Parameter | Description |
---|---|
pathIn | Filesystem path to input ‘dataFile’. CSV format. |
dataFile | CSV format data file name. The first column must be a timeindex or time values. |
The first row must be column names. | |
dataFrame | Input data.frame. The first column must be a time index or time values. |
The columns must be named. | |
pathOut | Filesystem path for ‘predictFile’ containing output predictions. |
predictFile | Observation and Prediction output file name. CSV format. |
smapCoefFile | Output file containing S-map coefficients. |
lib | String with start and stop indices of input data rows used to create the library of observations. |
A single contiguous range is supported. | |
pred | String with start and stop indices of input data rows used for predictions. |
A single contiguous range is supported. | |
D | Multiview dimension. |
E | Embedding dimension. |
Tp | Prediction horizon (number of time column rows). |
knn | Number of nearest neighbors. If knn=0; knn is set to E+1 for Simplex(); set to number of data rows for SMap(). |
tau | Lag of time delay embedding specified as number of time column rows. |
theta | In Smap: S-Map neighbor localisation exponent. Single numeric. |
theta | In PredictNonlinear: A whitespace delimeted string with values of S-map localisation parameters to be evaluated. |
exclusionRadius | Excludes vectors from the search space of nearest neighbors if their relative time index is within exclusionRadius. |
columns | String of whitespace separated column name(s) in the input data used to create the library. |
target | String of column name in the input data used for prediction. |
embedded | Logical specifying if the input data are embedded. |
validLib | Conditional embedding. Boolean vector identifying time series rows to use in state-space library. |
noTIme | Default False. Set True to not require first column of data to be time. |
ignoreNan | SMap: default True.
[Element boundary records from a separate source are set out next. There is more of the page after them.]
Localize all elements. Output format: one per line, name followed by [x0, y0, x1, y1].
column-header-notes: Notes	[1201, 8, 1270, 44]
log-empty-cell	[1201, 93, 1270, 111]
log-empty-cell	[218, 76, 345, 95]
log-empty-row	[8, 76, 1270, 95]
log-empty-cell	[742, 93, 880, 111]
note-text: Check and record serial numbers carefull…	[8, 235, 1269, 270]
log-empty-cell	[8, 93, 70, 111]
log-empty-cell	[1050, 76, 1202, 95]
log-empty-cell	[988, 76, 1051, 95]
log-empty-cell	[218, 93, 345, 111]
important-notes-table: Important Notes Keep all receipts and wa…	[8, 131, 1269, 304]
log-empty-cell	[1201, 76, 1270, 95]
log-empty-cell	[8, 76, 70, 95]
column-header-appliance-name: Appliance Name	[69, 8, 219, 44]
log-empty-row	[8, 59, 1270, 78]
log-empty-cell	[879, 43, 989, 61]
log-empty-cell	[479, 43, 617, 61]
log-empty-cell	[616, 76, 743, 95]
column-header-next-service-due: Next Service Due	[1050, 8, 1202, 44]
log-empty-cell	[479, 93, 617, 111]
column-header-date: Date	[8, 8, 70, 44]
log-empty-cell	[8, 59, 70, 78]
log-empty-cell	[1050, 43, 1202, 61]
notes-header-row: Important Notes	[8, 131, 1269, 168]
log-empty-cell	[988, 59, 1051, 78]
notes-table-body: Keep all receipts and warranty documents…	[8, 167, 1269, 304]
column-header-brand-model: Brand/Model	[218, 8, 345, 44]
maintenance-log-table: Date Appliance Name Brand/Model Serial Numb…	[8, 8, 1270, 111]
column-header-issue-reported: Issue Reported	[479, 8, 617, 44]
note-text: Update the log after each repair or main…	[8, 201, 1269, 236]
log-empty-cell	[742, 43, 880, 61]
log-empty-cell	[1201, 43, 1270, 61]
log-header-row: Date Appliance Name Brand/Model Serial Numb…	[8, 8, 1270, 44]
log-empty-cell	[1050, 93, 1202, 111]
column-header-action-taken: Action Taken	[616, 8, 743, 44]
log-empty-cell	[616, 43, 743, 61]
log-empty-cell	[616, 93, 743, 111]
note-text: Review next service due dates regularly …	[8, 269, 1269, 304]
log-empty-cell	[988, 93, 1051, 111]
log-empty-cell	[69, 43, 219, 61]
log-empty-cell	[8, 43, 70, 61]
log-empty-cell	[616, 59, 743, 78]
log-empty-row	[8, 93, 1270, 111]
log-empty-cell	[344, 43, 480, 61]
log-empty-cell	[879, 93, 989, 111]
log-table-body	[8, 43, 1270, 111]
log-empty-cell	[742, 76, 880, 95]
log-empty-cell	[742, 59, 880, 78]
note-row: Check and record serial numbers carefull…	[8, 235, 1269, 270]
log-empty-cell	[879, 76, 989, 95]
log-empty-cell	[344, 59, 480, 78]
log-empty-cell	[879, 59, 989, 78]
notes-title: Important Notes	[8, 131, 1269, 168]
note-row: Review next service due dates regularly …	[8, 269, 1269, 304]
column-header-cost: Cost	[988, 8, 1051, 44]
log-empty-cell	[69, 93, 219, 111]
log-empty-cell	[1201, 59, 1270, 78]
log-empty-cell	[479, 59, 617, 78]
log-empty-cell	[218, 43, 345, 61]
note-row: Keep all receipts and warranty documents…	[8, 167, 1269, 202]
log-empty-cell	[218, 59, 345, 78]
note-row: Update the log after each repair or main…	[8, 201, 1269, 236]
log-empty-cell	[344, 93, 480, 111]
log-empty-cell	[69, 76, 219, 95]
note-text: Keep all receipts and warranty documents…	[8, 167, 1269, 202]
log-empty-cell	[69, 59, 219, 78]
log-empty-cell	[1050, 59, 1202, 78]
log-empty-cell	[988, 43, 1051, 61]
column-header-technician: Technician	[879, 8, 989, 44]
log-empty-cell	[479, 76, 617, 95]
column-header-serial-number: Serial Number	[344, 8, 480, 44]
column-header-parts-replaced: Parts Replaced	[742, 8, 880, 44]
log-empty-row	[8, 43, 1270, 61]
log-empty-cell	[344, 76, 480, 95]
Redefine lib to ignore nan in data and embedding. |
generateSteps | Generative feedback predictions in Simplex or SMap. |
parameterList | Add parameter dictionary to return objects in Simplex; SMap; CCM; Multiview. |
libSizes | String of 3 whitespace separated integer values specifying the intial library size; the final library size; and the library size increment for CCM. |
sample | Integer specifying the number of random samples to draw at each library size evaluation for CCM. |
random | Logical to specify random (‘TRUE’) or sequential library sampling in CCM. |
includeData | Logical to return all CCM projection data frames. |
seed | Integer specifying the random sampler seed in CCM. If ‘seed=0’ a random seed is generated. |
multiview | Number of multiview ensembles to average for the final prediction estimate in Multiview. |
trainLib | Use in-sample (lib=pred) prediction for multiview ranking. |
excludeTarget | Exclude target variable from multiviews. |
maxE | Maximum value of E to evalulate in EmbedDimension. |
maxTp | Maximum value of Tp to evalulate in PredictInterval. |
numThreads | Number of parallel threads for computation in EmbedDimension; PredictInterval and PredictNonlinear. |
verbose | Logical to produce additional console reporting. |
const_pred | Logical to add a constant predictor column to the output. The constant predictor is X(t+1) = X(t). |
showPlot | Logical to plot results. |
rEDM is an evolving implementation of EDM code. Previous versions were developed by George Sugihara, Alan Trombla, Richard Penner, Victor Wong, Martin Casdagli, Jerome Cartagena, Mohsen Azarbayejani, Ava Pierce, Jennifer Trezzo, and Hao Ye.